The Collector uses self monitoring with an integrated software watchdog to detect fatal software problems. For issues such as out-of-memory or hanging threads, the Collector process is restarted automatically. This is a very important feature that increases availability whether or not you plan to use clustering techniques for high availability, because the chances for cluster software to detect such problems are very limited.

The time necessary for the watchdog to detect software problems ranges from immediate (for example, out-of-memory) to a couple of minutes (hanging threads).

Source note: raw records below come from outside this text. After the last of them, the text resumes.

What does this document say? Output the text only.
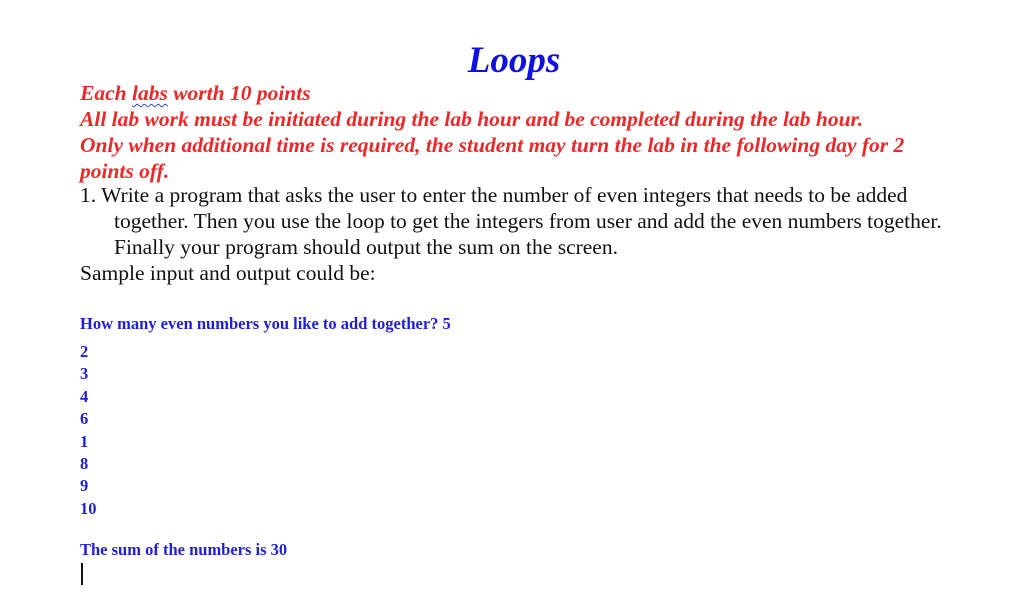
Loops
Each labs worth 10 points
All lab work must be initiated during the lab hour and be completed during the lab hour.
Only when additional time is required, the student may turn the lab in the following day for 2 points off.
1. Write a program that asks the user to enter the number of even integers that needs to be added together. Then you use the loop to get the integers from user and add the even numbers together. Finally your program should output the sum on the screen.
Sample input and output could be:
How many even numbers you like to add together? 5
2
3
4
6
1
8
9
10
The sum of the numbers is 30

Summary: Collector Availability

Risk Consequences Precautions
Hardware Failure
Collector Software Failure Collector
Connected Agents and Collector plugin's PurePaths and measurements are missing from the time the Agents try to reconnect to the Collector and could not buffer. Make the Collector highly available by creating Collector groups and having head-room and redundancy in Collectors

AppMon Server

If the Server fails due to a hardware or software failure, the Collectors buffer data for a period of time, ranging from 30 seconds to a couple of minutes depending on load and Collector heap configuration. As a result, no PurePaths or measurements are lost if the Server is started again within this period.

The Server uses self monitoring with an integrated software watchdog to detect fatal software problems. For issues such as out-of-memory or a hanging threads, the Server process is restarted automatically. This is a very important feature that increases availability if you plan to use clustering techniques for high availability or not, because the chances for cluster software to detect such problems are very limited.

The time necessary for the watchdog to detect software problems ranges from immediate (for example, out-of-memory) to a couple of minutes (hanging threads).

Summary: Server Availability

Risk Consequences Precautions
Hardware Failure
Server Software Failure
Connected Collector PurePaths and measurements that could not be buffered are missing. Make the Server highly available

AppMon Frontend Server

For the Frontend Server it is not necessary to implement special availability precautions, but it plays an important role in the component puzzle. It frees the Server from having to provide analysis data to the Clients, giving it more headroom for PurePaths correlation and protecting it from potentially harmful queries.

The AppMon Client is a much less critical component than the Agent, Collector and Server. It is not necessary to implement high availability for the Client.

Performance Warehouse

All Measures and Incidents are stored in the Performance Warehouse RDBMS. Therefore, availability is extremely important. A backup and disaster recovery strategy if high availability of the AppMon solution is a priority.

Note

The AppMon Server buffers data for up to one hour (memory permitting) if the Performance Warehouse is not available. After this period of time has elapsed, the data is removed from the buffer.